AI agents are coming to your operations. The question is where to draw the line.
79% of companies now use agentic AI. Fewer than one in 20 capture real value. The difference is governance.
The agent opportunity is real
Agentic AI represents a genuine shift. AI can now act on decisions within defined boundaries, rather than just providing information.
A chatbot answers questions. An agent executes workflows. It reads inputs, makes decisions, and produces outputs without waiting for a human at each step.
BCG research estimates that AI agents account for 17% of total AI value today, rising to 29% by 2028. PwC reports that 79% of companies are already using agentic AI. The investment is happening. The question is whether the value follows.
For professional services firms, agents offer something specific: operational leverage without proportional headcount growth. An agent that handles meeting preparation, client research, or proposal drafting removes the work about work that keeps your best people from client-facing activity.
When agents work and when simpler automation is enough
Not every workflow needs an agent. Many need a well-designed automation. The distinction matters because agents introduce complexity. An automation follows a fixed path: if this, then that. An agent makes decisions within boundaries. That flexibility creates value when the workflow requires judgment. It creates risk when the workflow does not.
Agents work well when
- The workflow involves varied inputs requiring interpretation
- Decisions need to be made within defined boundaries
- The task benefits from context carried across steps
- Quality improves with feedback over time
Simpler automation is enough when
- The workflow follows a predictable, repeatable path
- Inputs and outputs are structured and consistent
- No interpretation is required
- Speed and reliability matter more than flexibility
Start with the simpler option. Graduate to agents when you have evidence that the workflow needs adaptive behaviour, not when a vendor tells you agents are the future.
Three questions before you deploy
Before any agent goes live in your operations, answer three questions.
1. Where are the handoffs?
Every point where an agent passes work to another agent or to a human is a point where context gets lost. Map these deliberately. Design explicit protocols for what information transfers and what gets verified at each boundary.
2. Where are the human checkpoints?
Not everywhere. At decision boundaries where the cost of error is high. Client-facing communications. Pricing decisions. Compliance judgments.
Let the agent prepare the dossier. Keep the decision human.

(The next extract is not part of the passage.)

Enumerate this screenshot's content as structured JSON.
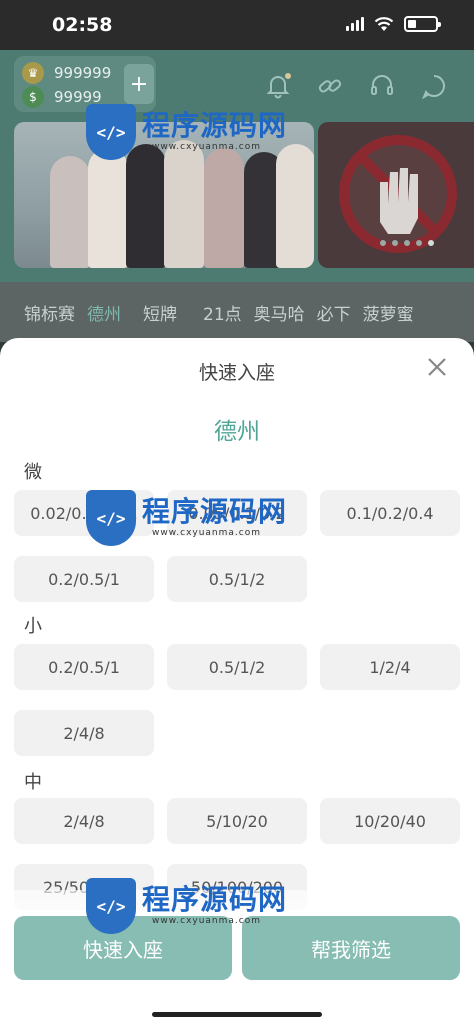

3. What happens when it is wrong?
Not if. When. Every agent will produce bad output at some point. The question is whether your system catches it before it reaches a client. Design for recovery, not just success.
The firms getting this right treat agent orchestration as an access control problem. The agent gets permissions proportional to the reversibility of its actions. Low-impact, reversible tasks run autonomously. Irreversible decisions stay human.
The human authority line
The strategic question for operations leaders is not “what can we automate?” It is “where must human judgment remain non-delegable?”
This reframe changes how you deploy AI. Instead of starting with capability and working backwards, you start with governance and work forwards.
Six principles for drawing the line:
- 1.Codify the human element. Identify capabilities your organisation cannot remove. Professional judgment, client relationships, ethical decisions.
- 2.Audit for identity risk. Test whether efficiency narratives erode the professional judgment that makes your firm valuable.
- 3.Set domain-specific boundaries. Different practice areas, client types, and risk profiles need different lines. A one-size-fits-all automation policy fails.
- 4.Elevate bridge builders. The people who translate between AI capability and professional practice are your most valuable asset during adoption.
- 5.Make protection visible. Transparent boundaries around data, model training, and decision authority build client trust.
- 6.Measure empowerment, not adoption. Track whether people are making better decisions, not whether they are using the tools.
Every automation decision is a governance decision. Governance is about trust.
The architecture beneath your agents
BCG research on AI scaling reveals a pattern. Organisations that capture real value follow the 10-20-70 principle: 10% of effort on algorithms, 20% on data and technology, 70% on people, processes, and cultural change.
Most organisations invert this. They spend on technology and wonder why adoption stalls.
The firms seeing real impact direct more than half of their AI investment to agents deployed end-to-end across workstreams. They are twice as likely as followers to deploy agents across full processes rather than in isolated use cases.
What separates these firms is the operating architecture beneath the technology. Agents need redesigned workflows, clear data governance, defined roles, and explicit incentive structures.
You already have the hard part. Domain expertise. Client relationships. Controlled environments. You are not building an open network. You are adding intelligence to a system you understand.
Start with one workflow
Pick one workflow where an agent could augment your team's capacity. Diagnose it. Define the boundaries. Then build.